Investment hub AngelList, a bellwether for emerging trends in seed-stage startups, features 4,281 companies in its health care category. These companies have an average valuation of $4.2 million—about 11 percent higher than the site’s all markets average of $3.8 million. Other boomer-friendly categories include nutrition ($4.6 million average), home and garden ($4 million average), personal health ($4.2 million average), and vacation rentals ($3.9 million average). The elder care category has a $4.5 million average valuation, which is 18 percent above the super-sexy games category, 15 percent above fashion, and 12.5 percent above consumer goods.

Y Combinator, the Valley’s premiere startup accelerator, is another leading indicator of entrepreneurs’ ambitions and the VC community’s appetites. Among the graduates of its winter 2014 class, TechCrunch picked boomer-friendly Weave, NooraHealth, and AirHelp as some of its favorites. Weave connects patients with their medical providers. NooraHealth helps families care for loved ones recovering from hospital stays. AirHelp is sort of like an automated complaint center for air travelers. It lets aggrieved customers get refunds after canceled, overbooked, or delayed flights. Mattermark, a research service for private company investors, ranked AirHelp among the most buzzed-about startups in the winter 2014 Y Combinator batch, along with TrueVault, a HIPAA-compliant health care API.

Many of these startups are health-related, and there’s plenty of profit (and social good) to be made in assisting the elderly. But specialized e-commerce could be an even bigger opportunity. Amazon launched its “50+ Active and Healthy Living Store” last year. Smart startups will follow suit, angling for significant slices of the over-50 set’s $3 trillion in discretionary spending.

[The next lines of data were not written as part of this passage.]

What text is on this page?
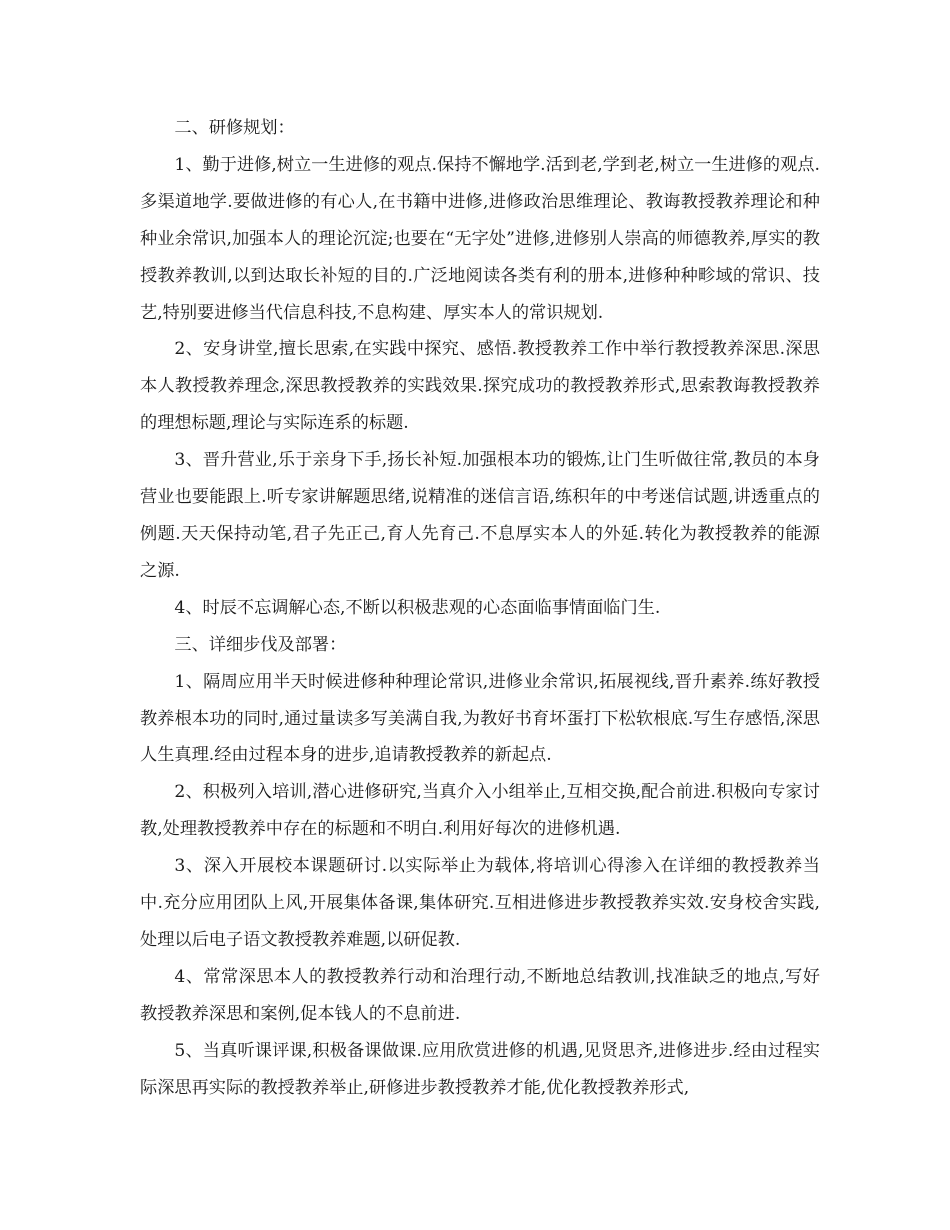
二、研修规划：

1、勤于进修,树立一生进修的观点.保持不懈地学.活到老,学到老,树立一生进修的观点.多渠道地学.要做进修的有心人,在书籍中进修,进修政治思维理论、教诲教授教养理论和种种业余常识,加强本人的理论沉淀;也要在“无字处”进修,进修别人崇高的师德教养,厚实的教授教养教训,以到达取长补短的目的.广泛地阅读各类有利的册本,进修种种畛域的常识、技艺,特别要进修当代信息科技,不息构建、厚实本人的常识规划.

2、安身讲堂,擅长思索,在实践中探究、感悟.教授教养工作中举行教授教养深思.深思本人教授教养理念,深思教授教养的实践效果.探究成功的教授教养形式,思索教诲教授教养的理想标题,理论与实际连系的标题.

3、晋升营业,乐于亲身下手,扬长补短.加强根本功的锻炼,让门生听做往常,教员的本身营业也要能跟上.听专家讲解题思绪,说精准的迷信言语,练积年的中考迷信试题,讲透重点的例题.天天保持动笔,君子先正己,育人先育己.不息厚实本人的外延.转化为教授教养的能源之源.

4、时辰不忘调解心态,不断以积极悲观的心态面临事情面临门生.

三、详细步伐及部署：

1、隔周应用半天时候进修种种理论常识,进修业余常识,拓展视线,晋升素养.练好教授教养根本功的同时,通过量读多写美满自我,为教好书育坏蛋打下松软根底.写生存感悟,深思人生真理.经由过程本身的进步,追请教授教养的新起点.

2、积极列入培训,潜心进修研究,当真介入小组举止,互相交换,配合前进.积极向专家讨教,处理教授教养中存在的标题和不明白.利用好每次的进修机遇.

3、深入开展校本课题研讨.以实际举止为载体,将培训心得渗入在详细的教授教养当中.充分应用团队上风,开展集体备课,集体研究.互相进修进步教授教养实效.安身校舍实践,处理以后电子语文教授教养难题,以研促教.

4、常常深思本人的教授教养行动和治理行动,不断地总结教训,找准缺乏的地点,写好教授教养深思和案例,促本钱人的不息前进.

5、当真听课评课,积极备课做课.应用欣赏进修的机遇,见贤思齐,进修进步.经由过程实际深思再实际的教授教养举止,研修进步教授教养才能,优化教授教养形式,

Building successfully for seniors requires understanding seniors’ tastes, problems, and use cases. I don’t question the ability of enterprising twentysomethings to figure those things out, but they could use some help. If young founders are closer to young markets, then the logic should work in reverse. Older founders, employees, and advisers could bring a breath of fresh air to tech firms approaching the boomer market.

There’s no shortage of boomers ready to get to work. Paul Irving and Anusuya Chatterjee, writing for Forbes, note that nearly half of all entrepreneurs founding new companies in 2011 were between the ages of 45 and 64. And 80 percent of boomers currently in the workforce would be willing to mentor millennials. Founders looking to enlist their insights can turn to, of all places, AARP. The organization recently launched Innovate@50+, an initiative sponsoring research and design efforts for senior-centric products and services. I imagine very few founders, fresh out of college, would brag to their peers about an association with AARP—but maybe they should. Developing for seniors is smart, and smart is sexy.